Compile a project that includes include/absl/synchronization/mutex.h on an old MacOS

What version of Abseil are you using?

20230802.0

What operating system and version are you using?

MacOS

What compiler and version are you using?

clang 15

What build system are you using?

cmake

Additional context

I'm not asking to support old MacOS, just error out more clearly if it's an unsupported version.

barracuda156 commented 1 year ago

@h-vetinari @derekmauro No, it won’t be good to error out, it would be good to fix the bug :)

P. S. Seriously, we can find a solution for this, I guess, and a PR with a fix – but please do not deliberately break something further for no need and make life of others harder.

h-vetinari commented 1 year ago

There's no bug. There's a lower limit that Google decides to support (which makes sense, because the stdlibs for C/C++ in the SDKs are really old). That's why it's called "foundational support policy".

Users below the defined lower bound are out of luck, but it would be nice to tell them more clearly that their system is too outdated.

barracuda156 commented 1 year ago

@h-vetinari GCC upstream supports macOS back to 10.5, so we have the latest C/C++ libraries and compilers.

It is a bug, because it breaks otherwise working software. And it is a fixable bug.

h-vetinari commented 1 year ago

Great for GCC, but abseil is not GCC. More importantly, you cannot just take along a newer glibc to an old MacOS, it's an integral part of the system. Under very controlled circumstances, you can get away with replacing your C++ stdlib, but abseil needs to supports much, much broader use than such specialised setups.

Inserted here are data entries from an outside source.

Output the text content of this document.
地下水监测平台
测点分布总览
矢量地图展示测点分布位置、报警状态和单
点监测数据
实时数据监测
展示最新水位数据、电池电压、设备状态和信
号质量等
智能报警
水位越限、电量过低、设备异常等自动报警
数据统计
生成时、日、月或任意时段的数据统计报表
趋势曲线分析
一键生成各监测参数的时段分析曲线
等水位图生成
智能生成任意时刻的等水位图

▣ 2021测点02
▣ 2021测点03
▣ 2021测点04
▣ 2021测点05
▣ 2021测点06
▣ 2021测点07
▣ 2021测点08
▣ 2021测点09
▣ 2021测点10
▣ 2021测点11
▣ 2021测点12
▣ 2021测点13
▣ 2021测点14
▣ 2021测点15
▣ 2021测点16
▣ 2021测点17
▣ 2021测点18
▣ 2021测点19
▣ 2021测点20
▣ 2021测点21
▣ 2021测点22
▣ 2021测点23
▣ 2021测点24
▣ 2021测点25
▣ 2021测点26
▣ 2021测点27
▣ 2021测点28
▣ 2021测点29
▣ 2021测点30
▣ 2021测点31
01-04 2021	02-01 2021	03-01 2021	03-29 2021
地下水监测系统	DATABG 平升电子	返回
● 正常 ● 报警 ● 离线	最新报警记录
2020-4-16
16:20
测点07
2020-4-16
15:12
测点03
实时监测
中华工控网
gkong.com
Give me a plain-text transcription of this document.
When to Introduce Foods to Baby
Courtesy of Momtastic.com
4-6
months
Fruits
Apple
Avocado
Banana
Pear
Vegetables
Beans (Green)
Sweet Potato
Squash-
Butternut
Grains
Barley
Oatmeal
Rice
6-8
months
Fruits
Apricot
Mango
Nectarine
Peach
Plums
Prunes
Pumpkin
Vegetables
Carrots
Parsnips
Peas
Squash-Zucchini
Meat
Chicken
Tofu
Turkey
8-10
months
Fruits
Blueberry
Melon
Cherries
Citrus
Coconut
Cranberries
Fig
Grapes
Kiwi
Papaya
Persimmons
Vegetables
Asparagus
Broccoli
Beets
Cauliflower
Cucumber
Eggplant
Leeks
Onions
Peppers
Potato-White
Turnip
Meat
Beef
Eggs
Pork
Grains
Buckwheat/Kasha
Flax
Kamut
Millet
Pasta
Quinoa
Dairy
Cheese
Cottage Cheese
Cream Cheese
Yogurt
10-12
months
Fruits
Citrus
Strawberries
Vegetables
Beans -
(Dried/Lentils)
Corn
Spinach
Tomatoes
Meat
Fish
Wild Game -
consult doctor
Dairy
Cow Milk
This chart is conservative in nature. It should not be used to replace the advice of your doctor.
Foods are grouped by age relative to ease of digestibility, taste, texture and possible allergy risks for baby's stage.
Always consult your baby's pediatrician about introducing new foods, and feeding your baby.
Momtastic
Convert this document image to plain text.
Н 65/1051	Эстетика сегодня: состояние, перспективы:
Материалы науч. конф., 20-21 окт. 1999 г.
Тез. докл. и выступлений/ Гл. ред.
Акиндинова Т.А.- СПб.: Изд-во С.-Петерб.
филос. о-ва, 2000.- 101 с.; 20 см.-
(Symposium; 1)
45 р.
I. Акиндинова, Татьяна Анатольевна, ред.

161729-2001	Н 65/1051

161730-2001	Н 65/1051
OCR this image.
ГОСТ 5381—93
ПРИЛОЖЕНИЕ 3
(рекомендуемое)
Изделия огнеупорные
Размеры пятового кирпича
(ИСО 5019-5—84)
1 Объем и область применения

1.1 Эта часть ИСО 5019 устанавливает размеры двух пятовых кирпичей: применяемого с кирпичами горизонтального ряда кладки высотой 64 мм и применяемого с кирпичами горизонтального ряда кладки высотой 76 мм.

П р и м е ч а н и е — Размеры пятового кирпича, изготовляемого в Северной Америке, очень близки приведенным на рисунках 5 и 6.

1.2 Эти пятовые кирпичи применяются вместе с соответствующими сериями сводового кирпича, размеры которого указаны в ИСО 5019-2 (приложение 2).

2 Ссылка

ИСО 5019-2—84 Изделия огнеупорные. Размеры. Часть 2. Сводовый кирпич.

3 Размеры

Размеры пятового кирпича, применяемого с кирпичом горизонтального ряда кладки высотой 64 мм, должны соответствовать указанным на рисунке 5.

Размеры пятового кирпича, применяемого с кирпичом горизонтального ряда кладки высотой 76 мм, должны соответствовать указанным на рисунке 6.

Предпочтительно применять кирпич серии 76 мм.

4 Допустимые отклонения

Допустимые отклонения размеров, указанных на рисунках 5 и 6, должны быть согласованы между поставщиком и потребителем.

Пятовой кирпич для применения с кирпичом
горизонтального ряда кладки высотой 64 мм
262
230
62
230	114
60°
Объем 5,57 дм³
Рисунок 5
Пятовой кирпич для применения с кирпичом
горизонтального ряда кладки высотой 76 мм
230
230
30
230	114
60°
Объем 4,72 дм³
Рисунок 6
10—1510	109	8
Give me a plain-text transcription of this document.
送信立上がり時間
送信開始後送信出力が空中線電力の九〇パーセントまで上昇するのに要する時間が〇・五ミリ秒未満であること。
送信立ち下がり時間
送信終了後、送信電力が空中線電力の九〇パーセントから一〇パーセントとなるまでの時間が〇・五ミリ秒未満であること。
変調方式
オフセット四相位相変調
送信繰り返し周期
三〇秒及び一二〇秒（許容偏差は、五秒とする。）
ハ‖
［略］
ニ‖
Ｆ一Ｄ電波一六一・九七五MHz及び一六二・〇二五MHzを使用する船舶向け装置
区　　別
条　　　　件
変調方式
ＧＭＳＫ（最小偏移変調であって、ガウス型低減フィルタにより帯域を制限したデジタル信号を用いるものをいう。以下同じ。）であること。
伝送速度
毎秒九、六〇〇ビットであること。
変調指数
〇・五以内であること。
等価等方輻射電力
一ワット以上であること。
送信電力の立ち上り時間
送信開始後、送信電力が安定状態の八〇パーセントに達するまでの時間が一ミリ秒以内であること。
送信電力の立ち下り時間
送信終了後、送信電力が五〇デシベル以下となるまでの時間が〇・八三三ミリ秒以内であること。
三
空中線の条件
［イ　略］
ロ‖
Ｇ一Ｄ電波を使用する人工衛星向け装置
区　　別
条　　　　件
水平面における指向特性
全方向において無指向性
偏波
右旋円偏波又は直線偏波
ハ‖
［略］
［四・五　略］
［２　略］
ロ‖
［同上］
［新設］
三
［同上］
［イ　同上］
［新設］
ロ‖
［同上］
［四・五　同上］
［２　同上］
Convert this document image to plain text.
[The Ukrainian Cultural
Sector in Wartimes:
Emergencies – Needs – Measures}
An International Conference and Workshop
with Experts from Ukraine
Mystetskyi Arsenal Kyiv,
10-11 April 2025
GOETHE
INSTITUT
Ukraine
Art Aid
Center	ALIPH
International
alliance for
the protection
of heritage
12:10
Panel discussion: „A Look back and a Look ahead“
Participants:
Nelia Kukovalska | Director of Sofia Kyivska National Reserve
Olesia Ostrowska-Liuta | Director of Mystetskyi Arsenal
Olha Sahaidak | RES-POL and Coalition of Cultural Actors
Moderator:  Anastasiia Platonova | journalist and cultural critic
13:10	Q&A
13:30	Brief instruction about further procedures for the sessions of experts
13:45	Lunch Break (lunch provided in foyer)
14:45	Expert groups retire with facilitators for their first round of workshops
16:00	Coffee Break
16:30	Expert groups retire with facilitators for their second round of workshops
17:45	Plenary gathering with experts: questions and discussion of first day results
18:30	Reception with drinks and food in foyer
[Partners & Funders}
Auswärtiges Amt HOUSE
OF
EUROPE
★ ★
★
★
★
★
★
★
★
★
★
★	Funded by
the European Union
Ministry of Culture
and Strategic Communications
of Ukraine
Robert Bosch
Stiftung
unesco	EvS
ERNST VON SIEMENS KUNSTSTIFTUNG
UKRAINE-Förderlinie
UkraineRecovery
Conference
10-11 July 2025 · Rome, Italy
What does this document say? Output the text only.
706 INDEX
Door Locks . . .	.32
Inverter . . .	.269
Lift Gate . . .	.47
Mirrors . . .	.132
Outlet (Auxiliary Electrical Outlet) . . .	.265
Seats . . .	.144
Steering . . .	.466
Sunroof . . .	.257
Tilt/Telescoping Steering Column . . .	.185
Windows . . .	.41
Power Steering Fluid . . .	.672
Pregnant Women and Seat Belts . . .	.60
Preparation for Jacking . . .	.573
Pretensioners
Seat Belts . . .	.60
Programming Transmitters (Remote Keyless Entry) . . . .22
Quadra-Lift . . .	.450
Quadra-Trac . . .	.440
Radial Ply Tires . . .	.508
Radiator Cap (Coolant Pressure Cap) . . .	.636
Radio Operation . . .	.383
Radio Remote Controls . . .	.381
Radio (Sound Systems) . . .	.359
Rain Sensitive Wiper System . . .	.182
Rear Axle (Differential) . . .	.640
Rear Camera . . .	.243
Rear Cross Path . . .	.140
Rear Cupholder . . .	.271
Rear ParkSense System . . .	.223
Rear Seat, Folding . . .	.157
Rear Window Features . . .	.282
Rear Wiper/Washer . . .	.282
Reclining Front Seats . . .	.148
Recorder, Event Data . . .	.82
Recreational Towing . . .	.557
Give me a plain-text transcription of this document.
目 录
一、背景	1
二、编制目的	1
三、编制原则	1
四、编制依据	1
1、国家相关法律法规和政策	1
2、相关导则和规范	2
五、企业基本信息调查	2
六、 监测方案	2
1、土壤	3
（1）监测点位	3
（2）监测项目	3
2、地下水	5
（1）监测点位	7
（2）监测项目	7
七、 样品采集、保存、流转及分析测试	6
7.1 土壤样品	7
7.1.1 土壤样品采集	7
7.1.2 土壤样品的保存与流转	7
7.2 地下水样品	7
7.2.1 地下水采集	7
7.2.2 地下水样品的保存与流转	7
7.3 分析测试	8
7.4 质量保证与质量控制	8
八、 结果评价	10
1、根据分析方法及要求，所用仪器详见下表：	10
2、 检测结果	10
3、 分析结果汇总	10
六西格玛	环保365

I don't speak for the maintainers here, but the amount of effort necessary to maintain compatibility with ancient (Mac)OSes is wildly, absurdly disproportionate to the number of users still on those versions (not least since Apple aggressively pushes people to upgrade their OS; the youngest unsupported SDK, 10.12, went EOL almost 4 years ago). And some things are plainly impossible to use or support otherwise, if they for example rely on newer glibc features (like C++17's std::aligned_alloc, which requires C11's aligned_alloc, which only reached the MacOS SDK in 10.15).

So it's really not a bug; it's a trade-off of maintainer time for supporting the far reaches of the long tail of support against everything else they need to do. And you don't get to make the choice for other projects where that trade-off is justified. Whatever software still needs to run on such old systems in this day and age will simply have to stay on abseil <=20230125.